I’ll be hosting a Twitter chat with Dan Davies, Senior Research Advisor at Frontline Analysts, and my colleague Enrique Diaz-Alvarez during the press conference. Join in by using the hashtag #EburyChat16.
Draghi is widely expected to announce an increase in the central bank’s monetary stimulus measures, a move that we believe will recommence the Euro’s sharp downward path against most of its major peers.
The prospect of further monetary easing in the Eurozone has already sent the Euro 3% lower against the US Dollar since mid-February. Businesses with Euro exposure are continuing to seek hedging solutions in anticipation of the currency’s potential decline.
We forecast an additional 10 basis point reduction in the central bank’s deposit rate, already negative at -0.3%, with the strong possibility of an expansion in the existing 60 billion Euros a month quantitative easing programme.
We may perhaps also see measures to support the banking system from a regulatory and capital needs perspective.
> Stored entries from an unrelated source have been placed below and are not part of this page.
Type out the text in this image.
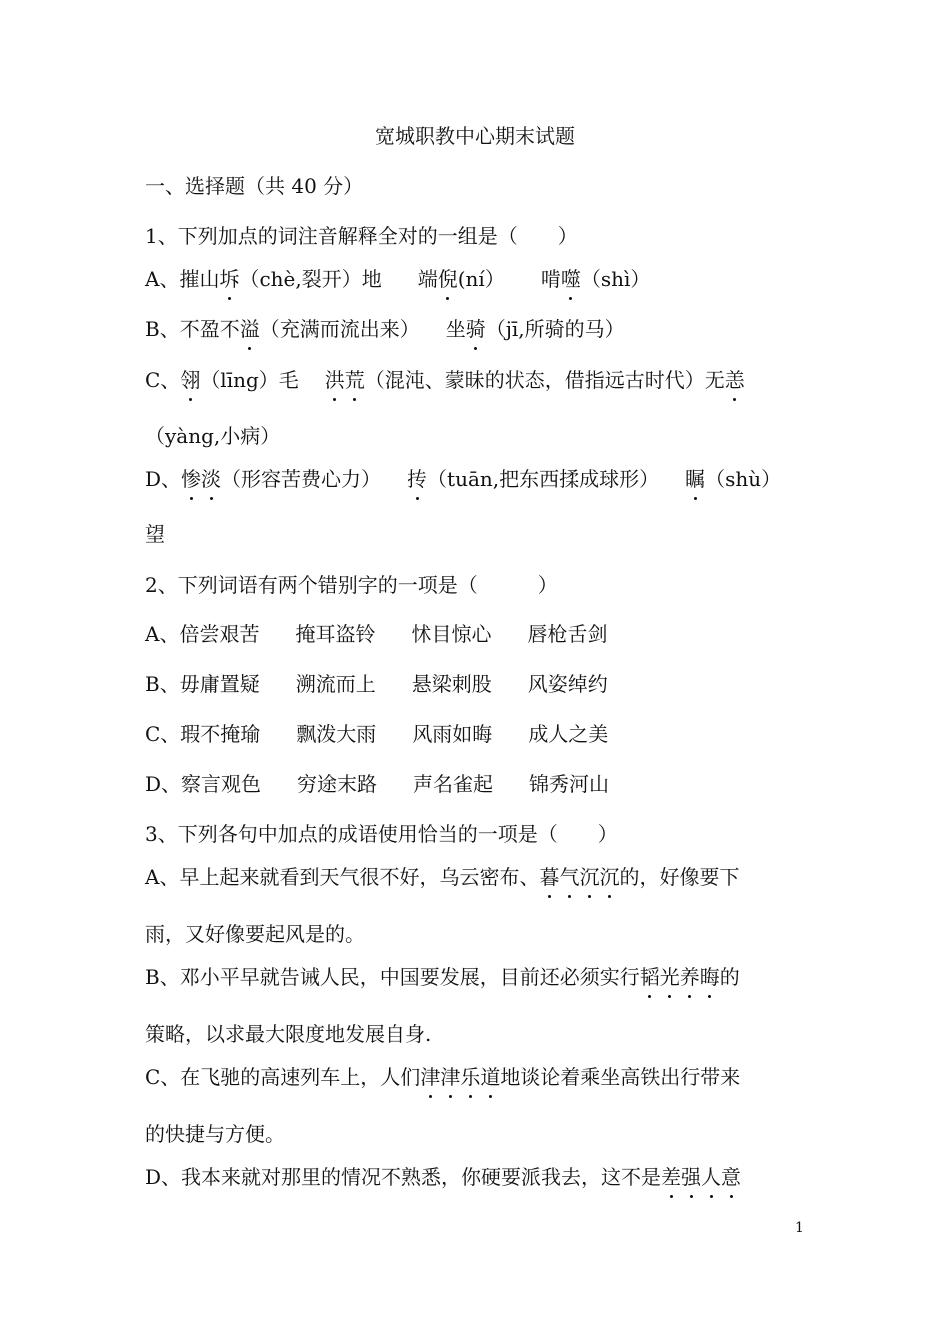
宽城职教中心期末试题
一、选择题（共 40 分）
1、下列加点的词注音解释全对的一组是（　　）
A、摧山坼（chè,裂开）地 端倪(ní） 啃噬（shì）
B、不盈不溢（充满而流出来） 坐骑（jī,所骑的马）
C、翎（līng）毛 洪荒（混沌、蒙昧的状态，借指远古时代）无恙
（yàng,小病）
D、惨淡（形容苦费心力） 抟（tuān,把东西揉成球形） 瞩（shù）
望
2、下列词语有两个错别字的一项是（　　　）
A、倍尝艰苦 掩耳盗铃 怵目惊心 唇枪舌剑
B、毋庸置疑 溯流而上 悬梁刺股 风姿绰约
C、瑕不掩瑜 飘泼大雨 风雨如晦 成人之美
D、察言观色 穷途末路 声名雀起 锦秀河山
3、下列各句中加点的成语使用恰当的一项是（　　）
A、早上起来就看到天气很不好，乌云密布、暮气沉沉的，好像要下
雨，又好像要起风是的。
B、邓小平早就告诫人民，中国要发展，目前还必须实行韬光养晦的
策略，以求最大限度地发展自身.
C、在飞驰的高速列车上，人们津津乐道地谈论着乘坐高铁出行带来
的快捷与方便。
D、我本来就对那里的情况不熟悉，你硬要派我去，这不是差强人意
1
Regardless of the outcome, volatility and large currency movements among the major currencies are to be expected.
In the lead-up to today’s announcement, the Euro rallied against its major peers on Wednesday despite a lack of any economic announcements. An improvement in manufacturing production in the UK provided some support for Sterling, which showed resilience despite recent concerns surrounding the upcoming EU referendum.
Away from the G4 currencies, the Canadian Dollar spiked to its strongest position against the US Dollar since November after the Bank of Canada held rates constant and calmed talk of an economic slowdown.
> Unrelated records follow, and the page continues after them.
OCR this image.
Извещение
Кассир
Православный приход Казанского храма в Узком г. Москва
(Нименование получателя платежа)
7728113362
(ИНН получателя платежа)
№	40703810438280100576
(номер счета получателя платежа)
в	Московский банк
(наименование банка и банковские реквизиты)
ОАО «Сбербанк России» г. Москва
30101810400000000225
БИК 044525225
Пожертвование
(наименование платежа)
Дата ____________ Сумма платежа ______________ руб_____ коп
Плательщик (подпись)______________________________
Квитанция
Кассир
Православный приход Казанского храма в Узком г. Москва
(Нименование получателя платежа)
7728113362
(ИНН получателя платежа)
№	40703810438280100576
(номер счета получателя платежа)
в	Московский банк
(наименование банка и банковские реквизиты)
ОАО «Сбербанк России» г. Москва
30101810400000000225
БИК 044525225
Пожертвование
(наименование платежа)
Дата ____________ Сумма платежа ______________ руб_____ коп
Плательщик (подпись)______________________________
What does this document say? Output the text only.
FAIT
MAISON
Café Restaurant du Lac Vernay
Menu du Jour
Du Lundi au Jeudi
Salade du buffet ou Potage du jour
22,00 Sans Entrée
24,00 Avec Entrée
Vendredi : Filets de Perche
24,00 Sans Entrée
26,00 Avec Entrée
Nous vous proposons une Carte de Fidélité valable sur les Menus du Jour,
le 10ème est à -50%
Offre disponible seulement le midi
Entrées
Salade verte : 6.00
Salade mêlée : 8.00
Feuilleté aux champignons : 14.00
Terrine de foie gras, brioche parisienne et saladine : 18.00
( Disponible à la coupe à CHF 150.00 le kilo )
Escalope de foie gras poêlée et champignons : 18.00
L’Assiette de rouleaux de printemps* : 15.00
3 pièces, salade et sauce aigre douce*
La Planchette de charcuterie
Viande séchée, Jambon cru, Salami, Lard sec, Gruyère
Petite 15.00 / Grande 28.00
Major currencies in detail:
Positive economic data in the UK sent the Pound 0.2% higher versus the US Dollar yesterday.
Economic production in the UK got off to a good start to the year following its poor finish to 2015, thanks in part to a rebound in the manufacturing sector. Manufacturing output in the month to January rose by 0.7%, its highest level in four months, reversing a recent slump that has seen production fall for three straight months.
Industrial production also increased for the first time since October, rising by 0.1% and suggesting the recent economic slowdown in the UK economy may not be as bad as first feared.
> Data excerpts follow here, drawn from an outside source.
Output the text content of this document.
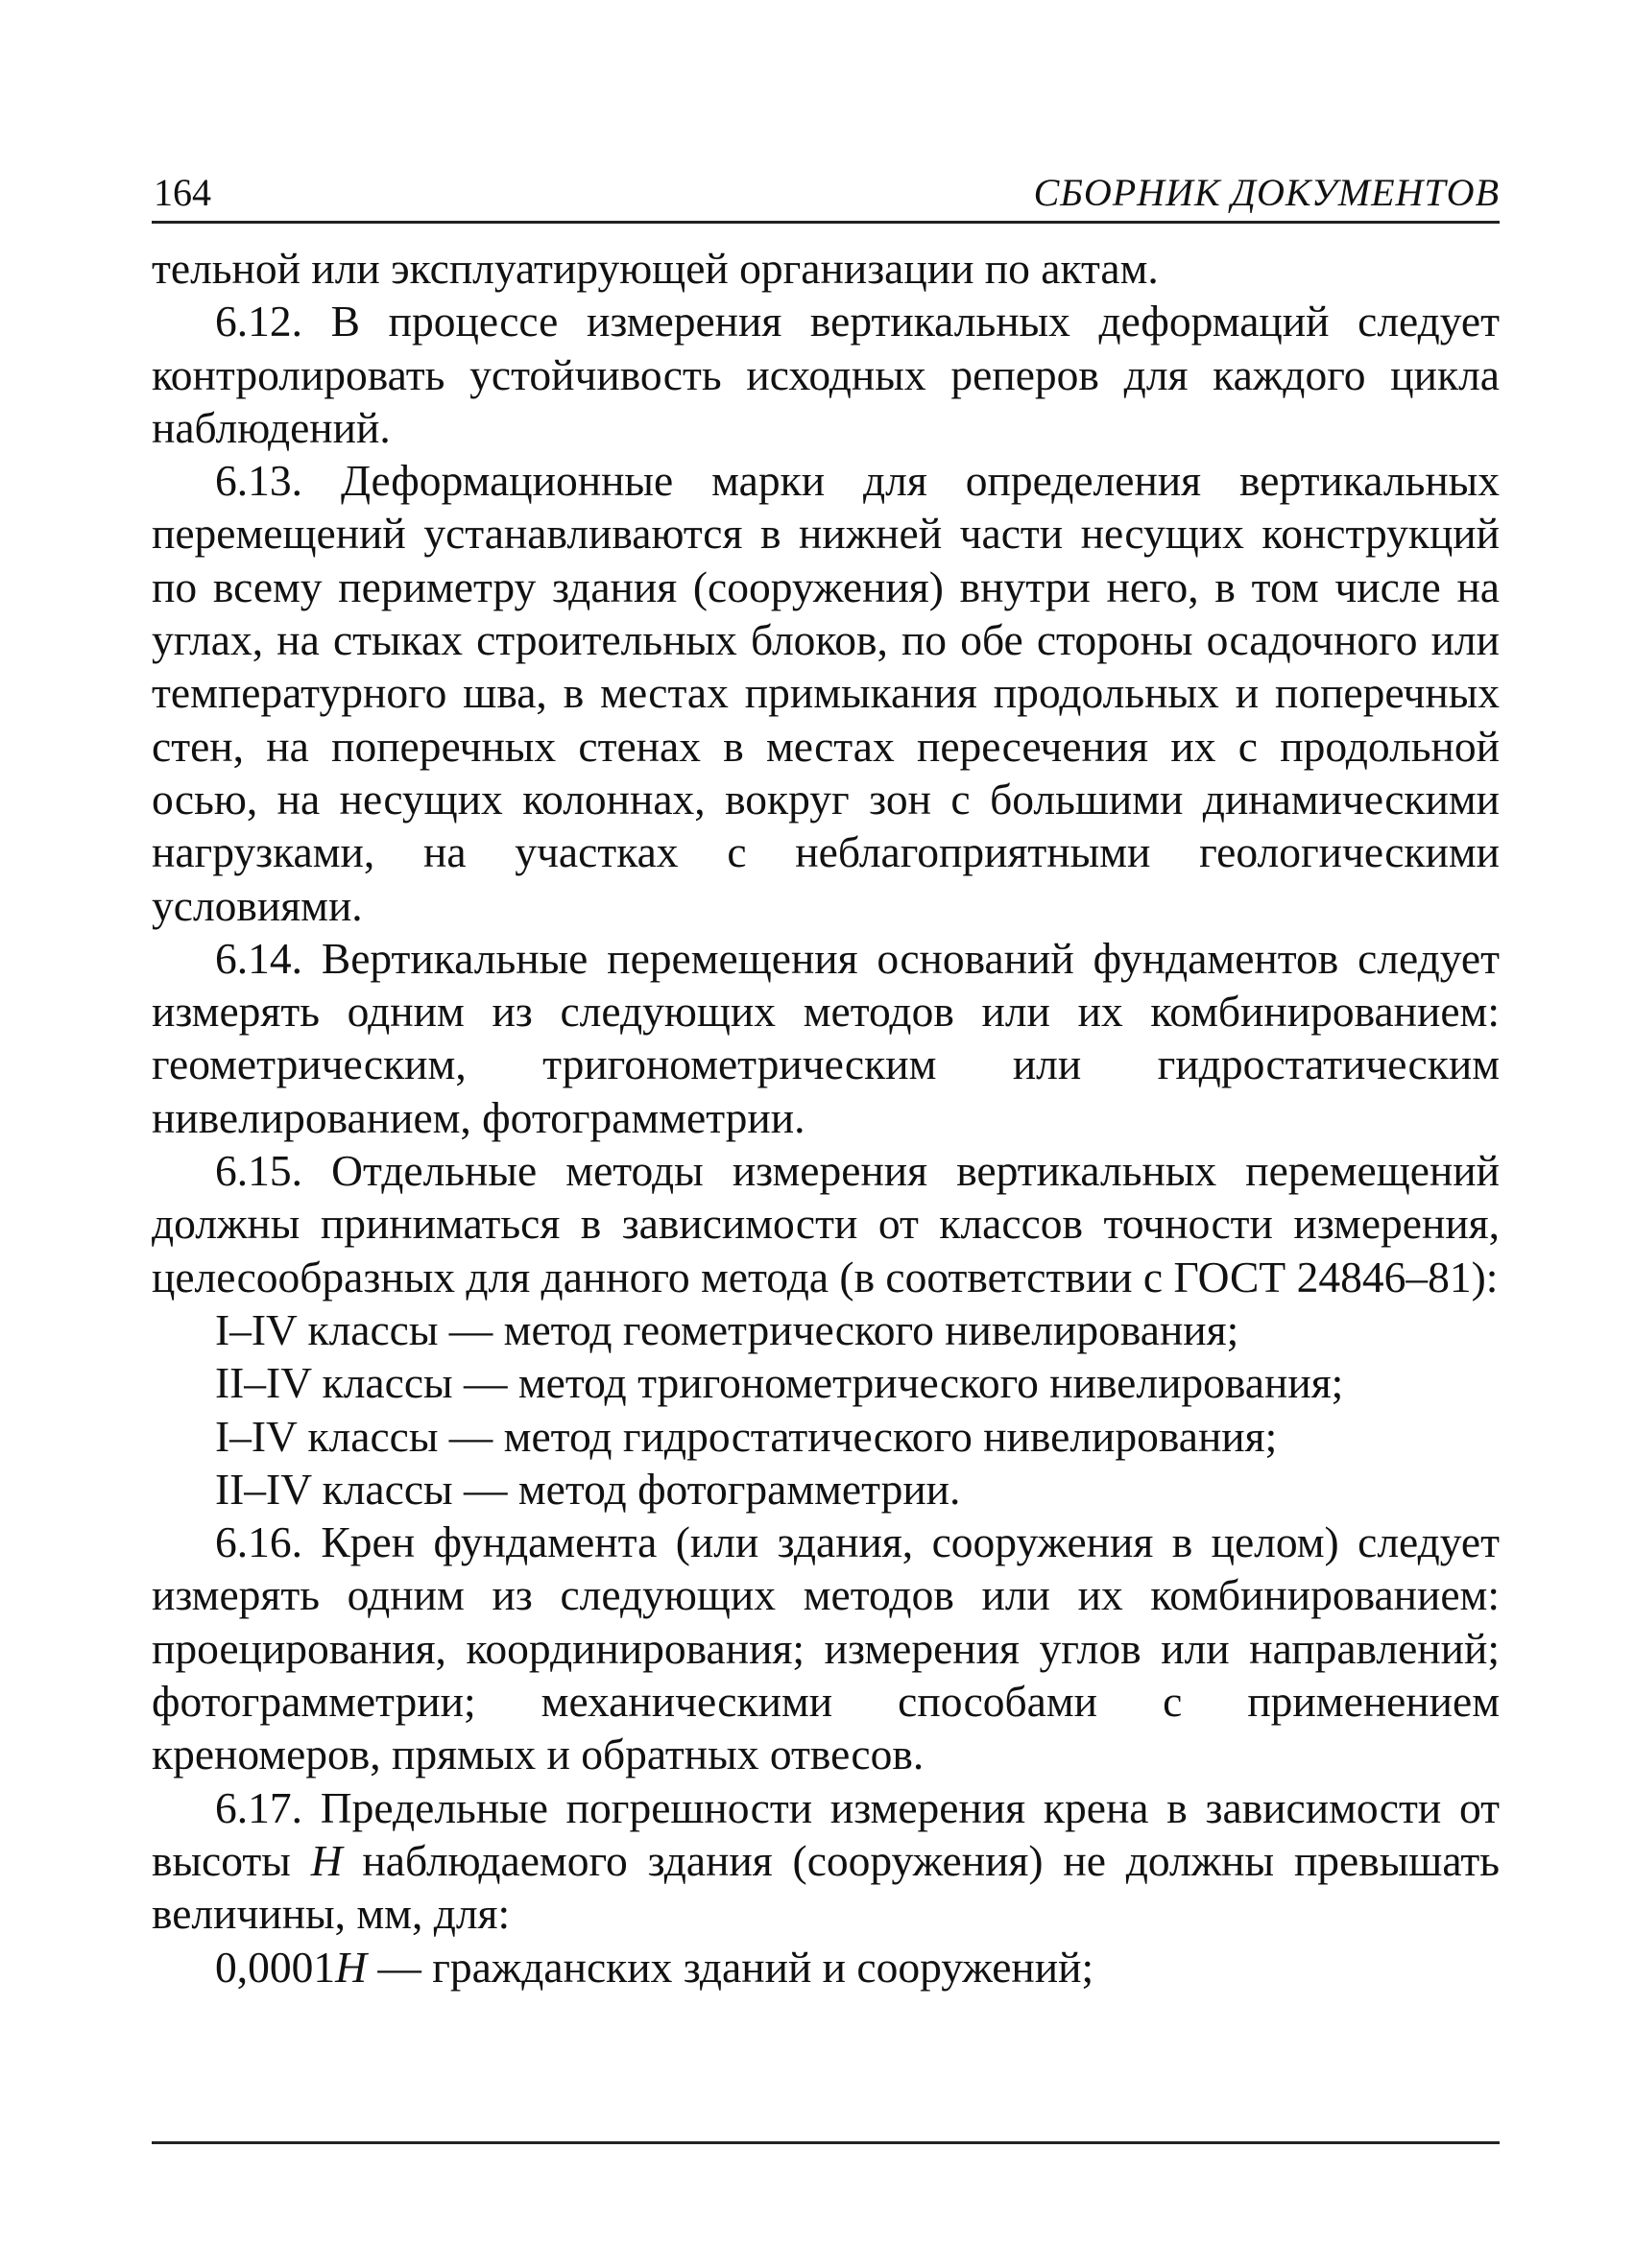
164	СБОРНИК ДОКУМЕНТОВ

тельной или эксплуатирующей организации по актам.

6.12. В процессе измерения вертикальных деформаций следует контролировать устойчивость исходных реперов для каждого цикла наблюдений.

6.13. Деформационные марки для определения вертикальных перемещений устанавливаются в нижней части несущих конструкций по всему периметру здания (сооружения) внутри него, в том числе на углах, на стыках строительных блоков, по обе стороны осадочного или температурного шва, в местах примыкания продольных и поперечных стен, на поперечных стенах в местах пересечения их с продольной осью, на несущих колоннах, вокруг зон с большими динамическими нагрузками, на участках с неблагоприятными геологическими условиями.

6.14. Вертикальные перемещения оснований фундаментов следует измерять одним из следующих методов или их комбинированием: геометрическим, тригонометрическим или гидростатическим нивелированием, фотограмметрии.

6.15. Отдельные методы измерения вертикальных перемещений должны приниматься в зависимости от классов точности измерения, целесообразных для данного метода (в соответствии с ГОСТ 24846–81):

I–IV классы — метод геометрического нивелирования;

II–IV классы — метод тригонометрического нивелирования;

I–IV классы — метод гидростатического нивелирования;

II–IV классы — метод фотограмметрии.

6.16. Крен фундамента (или здания, сооружения в целом) следует измерять одним из следующих методов или их комбинированием: проецирования, координирования; измерения углов или направлений; фотограмметрии; механическими способами с применением креномеров, прямых и обратных отвесов.

6.17. Предельные погрешности измерения крена в зависимости от высоты H наблюдаемого здания (сооружения) не должны превышать величины, мм, для:

0,0001H — гражданских зданий и сооружений;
The latest economic growth forecast from NIESR was not so encouraging. The estimate for the three months to February of just 0.3% was its lowest in almost three years.
No economic data whatsoever in the UK on Thursday means that Sterling movement will likely be driven almost exclusively by events in the Eurozone today.
The Euro staged a late rally during London trading yesterday, ending 0.5% higher against the US Dollar ahead of today’s ECB decision.
Trading was quiet in the Eurozone on Wednesday as traders and economists awaited this afternoon’s ECB meeting.
With inflation back into negative and the latest PMI indicators taking a plunge of late, the market is now overwhelmingly pricing in aggressive monetary stimulus at today’s meeting. A lack of action will be seen as a severe disappointment and put significant upward pressure on the Euro, which is the last thing the Eurozone needs at this juncture. We do not think Draghi can afford to disappoint the markets.
Trade data in Germany this morning will largely be overlooked, with all attention on this afternoon’s ECB announcement.
The US Dollar was little moved again on Wednesday, ending the session 0.3% lower against its major peers.
Announcements out of the US economy continue to be on light side this week, with traders awaiting next week’s Federal Reserve interest rate decision.
US wholesale inventories unexpectedly rose in January according to the latest data, increasing by 0.3%. The increase in the measure, which represents the amount of unsold inventory still in possession of US wholesalers, does not bode well for economic growth prospects at the beginning of the year. Inventories, which are a key component of US GDP, have provided a drag on growth since the third quarter of last year.
Weekly jobless claims in the US today will be completely overshadowed by the European Central Bank’s meeting this afternoon.